The HPV vaccine protects against four strains of the virus that are most often associated with cancer and genital warts, but that doesn't mean it prevents cancer entirely. One concern within the medical community is that the vaccination will provide a false sense of security and prevent innoculated men and women from receiving regular cancer screening. "Clearer information is needed concerning the incomplete protection offered by the vaccine, and that cervical screening will still be required," wrote a group of British public health researchers in the Journal of Medical Screening.
About 90 percent of HPV infections are resolved by the body's immune system.
Some strains of HPV ("low risk" types 6, 11, 42, 43 and 44) cause benign growths known as genital warts and other strains (types 16, 18, 31 and 45) cause cancer of the cervix, vulva, vagina, penis, anus, or an area called the oropharynx, which includes the back of the throat, the base of the tongue and the tonsils. But that doesn't mean that one leads to the other -- genital warts, which affect about one percent of the sexually active U.S. adult population -- do not lead to cancer.
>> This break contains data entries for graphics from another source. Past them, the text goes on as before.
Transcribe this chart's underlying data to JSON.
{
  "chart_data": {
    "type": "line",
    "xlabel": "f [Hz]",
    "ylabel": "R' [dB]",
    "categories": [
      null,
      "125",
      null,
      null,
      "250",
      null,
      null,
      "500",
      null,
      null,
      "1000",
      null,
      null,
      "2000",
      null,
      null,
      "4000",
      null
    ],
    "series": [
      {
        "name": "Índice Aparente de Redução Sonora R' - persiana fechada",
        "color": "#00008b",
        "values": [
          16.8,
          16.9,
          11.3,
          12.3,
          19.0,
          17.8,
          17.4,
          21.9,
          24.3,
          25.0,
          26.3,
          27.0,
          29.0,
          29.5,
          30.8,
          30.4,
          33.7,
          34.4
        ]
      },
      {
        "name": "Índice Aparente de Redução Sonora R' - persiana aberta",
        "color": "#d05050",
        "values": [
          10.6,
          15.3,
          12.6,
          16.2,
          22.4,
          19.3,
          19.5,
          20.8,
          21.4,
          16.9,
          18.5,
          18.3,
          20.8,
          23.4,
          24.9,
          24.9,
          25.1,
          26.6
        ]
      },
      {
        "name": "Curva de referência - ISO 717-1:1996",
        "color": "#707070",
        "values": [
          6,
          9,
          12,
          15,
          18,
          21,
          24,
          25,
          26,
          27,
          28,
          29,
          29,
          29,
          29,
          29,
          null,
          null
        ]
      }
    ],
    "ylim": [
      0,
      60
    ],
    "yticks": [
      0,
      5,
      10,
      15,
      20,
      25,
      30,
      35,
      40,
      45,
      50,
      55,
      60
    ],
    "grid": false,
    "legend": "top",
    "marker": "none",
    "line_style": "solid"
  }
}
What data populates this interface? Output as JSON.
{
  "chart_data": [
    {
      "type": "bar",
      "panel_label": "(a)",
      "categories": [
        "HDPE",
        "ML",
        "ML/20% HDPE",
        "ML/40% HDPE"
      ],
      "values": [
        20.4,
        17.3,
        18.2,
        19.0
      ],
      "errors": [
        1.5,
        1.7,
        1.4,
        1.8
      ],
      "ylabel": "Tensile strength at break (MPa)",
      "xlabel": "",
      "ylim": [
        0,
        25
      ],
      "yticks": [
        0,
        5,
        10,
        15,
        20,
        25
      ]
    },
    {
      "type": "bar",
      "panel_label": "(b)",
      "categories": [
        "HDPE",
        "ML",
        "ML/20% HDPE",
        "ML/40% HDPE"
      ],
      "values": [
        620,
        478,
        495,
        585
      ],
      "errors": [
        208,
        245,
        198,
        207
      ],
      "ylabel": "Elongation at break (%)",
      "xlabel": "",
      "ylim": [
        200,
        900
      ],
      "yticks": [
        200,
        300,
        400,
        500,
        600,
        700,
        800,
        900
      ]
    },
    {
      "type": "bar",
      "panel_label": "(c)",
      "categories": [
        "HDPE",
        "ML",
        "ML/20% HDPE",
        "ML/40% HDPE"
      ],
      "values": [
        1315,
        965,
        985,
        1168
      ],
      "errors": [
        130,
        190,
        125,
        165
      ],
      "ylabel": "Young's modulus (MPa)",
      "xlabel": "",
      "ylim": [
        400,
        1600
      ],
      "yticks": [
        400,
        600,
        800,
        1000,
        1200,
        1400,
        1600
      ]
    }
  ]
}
The first HPV-preventive vaccine on the market, Gardasil, was approved by the FDA for use in girls in 2006 and in boys three years later. What's more, there are two FDA-approved vaccines for girls and women: Gardasil and Cervarix; while only Gardasil is available to boys and men. Still, HPV vaccination is the responsibility of all. Both the Centers for Disease Control and Prevention and the American Academy of Pediatrics both recommend the vaccine for boys for two primary reasons. First, inoculated boys will not be vectors for the disease, which can contribute to herd immunity and prevent dangerous infection in women. But more, the incidence of HPV-associated cancers that affect men is also growing, including anal and penile cancer and cancers of the mouth and throat.